El tópico de la España profunda contaminó de inexactitud el crimen de Puerto Hurrano y el tópico del monstruo ha contaminado de irracionalidad el final de Antonio Izquierdo . En Navalvillar de Ibor un hombre acaba de matar a su vecina. En Leizhou (China) un lugareño ha acuchillado a una veintena de niños. Igualmente fueron asesinados 16 niños y su maestra en Dumblane (Escocia) en 1996, otras 16 personas fueron asesinadas en un colegio de Erfurt (Alemania) en 2002, 8 muertos más causó un estudiante en un instituto de Tusula (Finlandia) en 2007, 9 alumnos y un profesor mató otro estudiante en Kauhajoki (Finlandia) en 2008, por citar algunas de las matanzas más significativas ocurridas en Europa en los últimos años. De las sucedidas en Estados Unidos, mejor no hablar. Y, así, en cualquier parte del mundo.

Masacres de este tipo, que tienen lugar en todas partes, no tienen nada que ver con el grado de desarrollo ni con otras condiciones sociales que no sean las derivadas de la naturaleza del ser humano y de su inestable psiquismo. Los acontecimientos son la manera con la que el hombre es capaz de moldear el tiempo y cuando hay sucesos que no nos gustan, los adjudicamos no a una persona, sino a un monstruo. Nuestra vida se inscribe necesariamente en el acontecer, pero, para que nuestra existencia tenga una dimensión ética, tratamos de controlar lo que pasa, para que no pase lo malo.
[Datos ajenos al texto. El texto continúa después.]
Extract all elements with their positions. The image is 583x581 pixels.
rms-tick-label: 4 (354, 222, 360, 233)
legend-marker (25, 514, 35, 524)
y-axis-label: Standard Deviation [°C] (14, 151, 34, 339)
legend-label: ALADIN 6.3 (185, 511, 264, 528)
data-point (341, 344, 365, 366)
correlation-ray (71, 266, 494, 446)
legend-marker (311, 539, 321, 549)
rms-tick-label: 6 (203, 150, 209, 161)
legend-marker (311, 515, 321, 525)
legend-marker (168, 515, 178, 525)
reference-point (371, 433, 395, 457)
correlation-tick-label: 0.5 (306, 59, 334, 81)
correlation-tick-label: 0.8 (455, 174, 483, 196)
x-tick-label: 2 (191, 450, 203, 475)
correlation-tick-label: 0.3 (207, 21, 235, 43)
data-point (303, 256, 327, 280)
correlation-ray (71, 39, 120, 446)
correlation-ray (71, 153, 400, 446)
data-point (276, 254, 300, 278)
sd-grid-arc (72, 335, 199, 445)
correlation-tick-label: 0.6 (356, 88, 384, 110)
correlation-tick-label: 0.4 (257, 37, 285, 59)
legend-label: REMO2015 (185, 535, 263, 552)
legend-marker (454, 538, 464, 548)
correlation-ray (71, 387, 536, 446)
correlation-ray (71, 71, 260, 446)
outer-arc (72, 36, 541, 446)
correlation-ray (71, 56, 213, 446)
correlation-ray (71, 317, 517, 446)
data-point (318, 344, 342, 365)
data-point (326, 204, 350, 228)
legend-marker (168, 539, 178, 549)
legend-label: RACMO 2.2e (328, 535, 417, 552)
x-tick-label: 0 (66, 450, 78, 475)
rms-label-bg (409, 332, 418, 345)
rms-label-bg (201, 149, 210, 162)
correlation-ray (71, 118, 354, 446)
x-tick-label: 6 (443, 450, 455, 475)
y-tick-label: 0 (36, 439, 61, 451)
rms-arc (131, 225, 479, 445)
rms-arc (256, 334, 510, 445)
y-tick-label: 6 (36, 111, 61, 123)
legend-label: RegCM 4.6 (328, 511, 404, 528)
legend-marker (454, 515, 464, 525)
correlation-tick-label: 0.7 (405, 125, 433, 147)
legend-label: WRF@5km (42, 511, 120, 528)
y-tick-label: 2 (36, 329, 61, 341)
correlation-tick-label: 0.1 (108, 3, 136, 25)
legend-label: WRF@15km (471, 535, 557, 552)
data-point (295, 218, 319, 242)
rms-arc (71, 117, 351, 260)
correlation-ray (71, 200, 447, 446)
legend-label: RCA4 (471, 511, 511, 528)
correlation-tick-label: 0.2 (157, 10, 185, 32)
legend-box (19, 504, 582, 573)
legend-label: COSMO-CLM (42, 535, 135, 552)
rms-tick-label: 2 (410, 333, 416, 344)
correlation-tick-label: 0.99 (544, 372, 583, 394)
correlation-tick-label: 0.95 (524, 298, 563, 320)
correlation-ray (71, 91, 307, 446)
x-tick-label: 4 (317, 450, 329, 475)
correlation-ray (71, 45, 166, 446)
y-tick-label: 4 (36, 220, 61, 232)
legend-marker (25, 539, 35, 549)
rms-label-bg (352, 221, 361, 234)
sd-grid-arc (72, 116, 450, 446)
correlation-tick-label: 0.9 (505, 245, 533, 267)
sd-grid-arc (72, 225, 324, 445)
Y, como eso es imposible, cuando ocurre lo peor no lo atribuimos a uno de nosotros, sino a un excluido. Nos da miedo mirarnos en el espejo del ogro, y no solo porque el asesino nos infunde temor, sino porque nos asusta lo que entrevemos en nuestro interior cuando miramos a leviatán. Degradando al monstruo, reduciéndolo a un plano no humano al hurtarle el ritual, al mandarle a una fosa sin ni siquiera la presencia caritativa del capellán penitenciario, no hacemos más que expresar el espanto de nosotros mismos. Y la única forma de reconciliarnos con nuestra propia naturaleza en casos como éste es otorgándole al reo tal vez el único derecho que le quedaba y que nunca perdió: el de su condición de ser humano. No lo hemos hecho y, por eso, ni nos hemos quedado tranquilos, ni hemos hecho justicia con él ni con nadie, salvo con nuestro miedo. ¡Qué pena!